The song-writers of the early twentieth century learned their harmony well and had the high bench marks of Gilbert and Sullivan, Gershwin, Cole Porter etc to emulate. They wrote songs that could be played on a piano and sung by ordinary people. I know how this bit of me sounds – Mr. Disgruntled from Tunbridge Wells who likes Noel Coward. I sound like Roger Scruton, all primed to lecture the young on Good Taste.
But it’s not reactionary to want good art, to have aesthetic values and to love what is Beautiful and dislike the Ugly. It’s not all about conditioning and personal opinion.
Well, OK maybe it is all about conditioning and personal opinion. And best not to broadcast those opinions on Facebook!
Oh dear, suddenly my mood collapses - I’ve gone all existential while I’m supposed to be entertaining...Does anybody need the views of this human organism called Nick, this “agitation of the dust” as Omar Khayam has it or the “poor tale told by an idiot” as Shakespeare wrote. What use this Sound and Fury when all shall Dissolve and leave not a Wrack behind...
A rousing chorus of Que Sera Sera offers philosophical comfort in three-four time and the job is done. I return to my car and the Ian McGilchrist talk. It’s good stuff I guess, bridging the divide between science and spirituality. He sounds like he’d give you his last fruit gum, rather than telling you to go and tidy your room like Jordan Peterson would.
Perhaps we do need to rediscover the sacred – but I would suggest a good pub sing-along rather than heavenly choirs in church. But then again, these hugely intelligent thinkers are finding much marrow in what seemed to be the dry bones of a dead religion, building syntactical towers up into the realms of Unbelievable Truth.

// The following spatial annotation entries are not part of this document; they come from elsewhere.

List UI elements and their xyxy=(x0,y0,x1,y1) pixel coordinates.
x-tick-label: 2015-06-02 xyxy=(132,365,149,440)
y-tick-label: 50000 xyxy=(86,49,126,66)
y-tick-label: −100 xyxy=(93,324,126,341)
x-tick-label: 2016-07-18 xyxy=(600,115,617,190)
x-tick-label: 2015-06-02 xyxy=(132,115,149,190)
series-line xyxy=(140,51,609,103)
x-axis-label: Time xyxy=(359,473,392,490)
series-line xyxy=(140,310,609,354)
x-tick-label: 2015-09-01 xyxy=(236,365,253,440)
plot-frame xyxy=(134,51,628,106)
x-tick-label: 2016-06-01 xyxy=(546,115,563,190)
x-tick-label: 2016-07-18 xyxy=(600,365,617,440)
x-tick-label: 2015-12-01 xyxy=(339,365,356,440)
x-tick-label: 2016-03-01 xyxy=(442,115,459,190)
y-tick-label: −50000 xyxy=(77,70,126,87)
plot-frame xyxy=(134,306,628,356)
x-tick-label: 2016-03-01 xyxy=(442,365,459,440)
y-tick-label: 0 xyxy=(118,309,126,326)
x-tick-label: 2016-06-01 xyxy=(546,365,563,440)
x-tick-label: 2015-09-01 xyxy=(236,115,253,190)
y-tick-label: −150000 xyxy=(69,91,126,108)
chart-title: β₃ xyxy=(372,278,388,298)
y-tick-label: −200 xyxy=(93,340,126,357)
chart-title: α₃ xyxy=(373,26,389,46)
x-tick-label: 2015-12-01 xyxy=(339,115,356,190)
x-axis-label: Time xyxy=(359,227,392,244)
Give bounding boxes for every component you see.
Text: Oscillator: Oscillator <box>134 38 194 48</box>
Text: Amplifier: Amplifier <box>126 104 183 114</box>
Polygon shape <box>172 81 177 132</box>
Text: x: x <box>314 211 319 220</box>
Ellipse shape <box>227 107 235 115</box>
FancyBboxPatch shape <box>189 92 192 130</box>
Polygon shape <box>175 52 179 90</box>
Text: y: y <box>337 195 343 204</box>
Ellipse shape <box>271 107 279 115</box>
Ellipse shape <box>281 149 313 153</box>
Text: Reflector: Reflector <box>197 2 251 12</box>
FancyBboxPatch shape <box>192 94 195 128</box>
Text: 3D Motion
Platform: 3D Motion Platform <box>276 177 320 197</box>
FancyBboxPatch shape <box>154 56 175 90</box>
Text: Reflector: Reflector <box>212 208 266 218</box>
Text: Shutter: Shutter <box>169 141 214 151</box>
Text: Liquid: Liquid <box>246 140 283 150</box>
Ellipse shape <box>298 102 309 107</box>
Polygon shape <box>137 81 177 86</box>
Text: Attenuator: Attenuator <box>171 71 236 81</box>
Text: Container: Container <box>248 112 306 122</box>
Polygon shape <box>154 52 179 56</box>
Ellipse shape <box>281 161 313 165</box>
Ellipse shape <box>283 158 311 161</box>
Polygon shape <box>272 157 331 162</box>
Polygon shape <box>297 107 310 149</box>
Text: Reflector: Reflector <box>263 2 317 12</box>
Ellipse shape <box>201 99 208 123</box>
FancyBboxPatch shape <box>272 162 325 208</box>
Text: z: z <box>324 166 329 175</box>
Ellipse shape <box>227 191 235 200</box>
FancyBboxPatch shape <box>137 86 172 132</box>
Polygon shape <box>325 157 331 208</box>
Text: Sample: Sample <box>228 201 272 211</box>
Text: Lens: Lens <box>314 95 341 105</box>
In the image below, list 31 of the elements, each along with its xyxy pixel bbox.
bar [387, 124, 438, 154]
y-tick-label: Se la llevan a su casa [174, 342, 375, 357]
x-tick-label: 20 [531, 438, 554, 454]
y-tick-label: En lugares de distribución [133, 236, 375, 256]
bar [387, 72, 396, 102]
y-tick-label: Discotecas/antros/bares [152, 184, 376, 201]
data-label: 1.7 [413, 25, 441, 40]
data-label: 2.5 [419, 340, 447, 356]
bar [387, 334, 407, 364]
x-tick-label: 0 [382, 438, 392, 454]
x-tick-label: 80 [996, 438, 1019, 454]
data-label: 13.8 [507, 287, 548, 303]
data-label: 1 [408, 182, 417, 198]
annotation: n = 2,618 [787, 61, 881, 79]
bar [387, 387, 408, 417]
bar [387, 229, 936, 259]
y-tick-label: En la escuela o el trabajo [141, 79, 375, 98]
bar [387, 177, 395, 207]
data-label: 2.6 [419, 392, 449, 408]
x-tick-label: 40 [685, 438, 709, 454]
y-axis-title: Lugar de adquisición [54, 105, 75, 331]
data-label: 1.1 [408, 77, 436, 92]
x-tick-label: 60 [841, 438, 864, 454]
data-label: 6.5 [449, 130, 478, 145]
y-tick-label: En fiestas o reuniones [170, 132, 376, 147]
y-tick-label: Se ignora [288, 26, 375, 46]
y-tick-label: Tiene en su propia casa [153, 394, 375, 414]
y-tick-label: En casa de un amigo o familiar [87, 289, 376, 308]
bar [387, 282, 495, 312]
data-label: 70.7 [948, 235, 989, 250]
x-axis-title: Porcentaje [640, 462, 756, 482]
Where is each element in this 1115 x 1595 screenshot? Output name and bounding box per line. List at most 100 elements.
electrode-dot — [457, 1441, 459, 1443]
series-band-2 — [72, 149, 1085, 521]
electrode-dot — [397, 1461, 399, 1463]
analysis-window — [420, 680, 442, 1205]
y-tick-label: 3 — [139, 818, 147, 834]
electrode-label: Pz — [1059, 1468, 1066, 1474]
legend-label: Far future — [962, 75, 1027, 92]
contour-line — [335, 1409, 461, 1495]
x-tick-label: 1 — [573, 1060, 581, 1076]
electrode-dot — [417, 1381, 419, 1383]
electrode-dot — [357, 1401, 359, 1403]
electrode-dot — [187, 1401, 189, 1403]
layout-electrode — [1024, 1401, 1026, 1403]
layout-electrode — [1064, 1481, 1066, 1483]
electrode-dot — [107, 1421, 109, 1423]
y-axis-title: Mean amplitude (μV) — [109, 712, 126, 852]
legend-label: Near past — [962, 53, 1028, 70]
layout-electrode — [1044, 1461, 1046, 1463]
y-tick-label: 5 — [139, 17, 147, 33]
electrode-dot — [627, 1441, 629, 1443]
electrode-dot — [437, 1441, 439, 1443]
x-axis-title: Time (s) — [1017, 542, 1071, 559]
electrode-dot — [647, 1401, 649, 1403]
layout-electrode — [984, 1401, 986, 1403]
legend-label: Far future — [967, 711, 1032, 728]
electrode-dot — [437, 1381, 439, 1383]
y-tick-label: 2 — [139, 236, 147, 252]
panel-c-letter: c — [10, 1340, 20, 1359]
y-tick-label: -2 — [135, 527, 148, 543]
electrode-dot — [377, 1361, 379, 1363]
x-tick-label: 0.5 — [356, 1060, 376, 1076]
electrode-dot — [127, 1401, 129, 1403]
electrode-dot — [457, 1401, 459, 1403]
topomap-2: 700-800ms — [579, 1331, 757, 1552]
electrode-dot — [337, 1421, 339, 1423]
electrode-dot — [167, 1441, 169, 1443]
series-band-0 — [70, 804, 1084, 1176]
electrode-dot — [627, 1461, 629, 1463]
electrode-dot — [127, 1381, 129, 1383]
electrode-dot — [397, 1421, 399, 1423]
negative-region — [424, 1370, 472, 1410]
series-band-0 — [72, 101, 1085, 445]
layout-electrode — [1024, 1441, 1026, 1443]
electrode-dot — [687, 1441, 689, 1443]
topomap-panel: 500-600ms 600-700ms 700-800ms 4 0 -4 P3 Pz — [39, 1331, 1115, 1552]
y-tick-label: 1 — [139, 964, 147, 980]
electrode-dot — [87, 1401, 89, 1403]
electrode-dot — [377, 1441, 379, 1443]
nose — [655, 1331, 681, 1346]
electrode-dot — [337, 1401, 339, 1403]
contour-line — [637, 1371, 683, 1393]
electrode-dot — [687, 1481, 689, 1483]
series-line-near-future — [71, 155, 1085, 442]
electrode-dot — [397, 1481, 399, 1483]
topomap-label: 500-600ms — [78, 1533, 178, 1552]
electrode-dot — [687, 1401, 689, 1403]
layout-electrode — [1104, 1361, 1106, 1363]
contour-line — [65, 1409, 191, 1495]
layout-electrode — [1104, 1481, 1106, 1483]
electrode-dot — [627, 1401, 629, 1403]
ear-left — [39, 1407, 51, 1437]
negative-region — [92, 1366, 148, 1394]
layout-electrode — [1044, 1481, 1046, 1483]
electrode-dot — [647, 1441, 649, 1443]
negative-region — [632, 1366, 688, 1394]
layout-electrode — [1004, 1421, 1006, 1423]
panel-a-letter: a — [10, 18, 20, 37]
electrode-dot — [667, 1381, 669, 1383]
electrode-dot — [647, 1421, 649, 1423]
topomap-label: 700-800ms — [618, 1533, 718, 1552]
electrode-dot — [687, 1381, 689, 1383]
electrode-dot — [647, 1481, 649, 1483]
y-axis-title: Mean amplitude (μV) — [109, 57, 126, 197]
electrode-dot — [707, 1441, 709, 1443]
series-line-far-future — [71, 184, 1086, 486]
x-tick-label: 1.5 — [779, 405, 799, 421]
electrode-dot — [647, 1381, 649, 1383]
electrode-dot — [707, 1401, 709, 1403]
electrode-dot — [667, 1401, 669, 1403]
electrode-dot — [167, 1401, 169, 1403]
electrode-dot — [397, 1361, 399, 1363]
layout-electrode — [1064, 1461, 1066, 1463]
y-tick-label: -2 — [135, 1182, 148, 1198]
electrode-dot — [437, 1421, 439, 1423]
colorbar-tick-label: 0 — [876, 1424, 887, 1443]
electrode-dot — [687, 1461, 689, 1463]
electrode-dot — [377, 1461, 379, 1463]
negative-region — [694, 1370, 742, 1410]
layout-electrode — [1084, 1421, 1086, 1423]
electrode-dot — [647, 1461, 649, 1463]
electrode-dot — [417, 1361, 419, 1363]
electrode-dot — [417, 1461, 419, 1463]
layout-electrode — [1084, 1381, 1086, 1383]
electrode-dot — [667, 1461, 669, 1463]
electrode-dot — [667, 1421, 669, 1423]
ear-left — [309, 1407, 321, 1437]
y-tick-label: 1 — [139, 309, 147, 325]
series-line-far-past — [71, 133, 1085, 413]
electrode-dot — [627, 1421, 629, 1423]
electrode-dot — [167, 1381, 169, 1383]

Well, OK have the heavenly choirs as well, why not?
Nick Gill
December 24th 2024

Kafka once said: " I no longer know If I wish to drown myself in love, vodka or the sea." I prefer to drown myself in the "heavenly church choirs" , others - in the good pub sing along and third are exploring the beach with the sea. To stay authentic, I prefer to edit my soul into the tune of holy music. It lifts up my spirit, intensifies the rhythm of my Right Hemisphere and my "understanding of life backwards, while living it forward" /the latter one is Kafka's plagiarism again/
Rhythm, melody and harmony - a very nice holy trinity;😊 which is One because it is Three. Merry Christmas, Nick!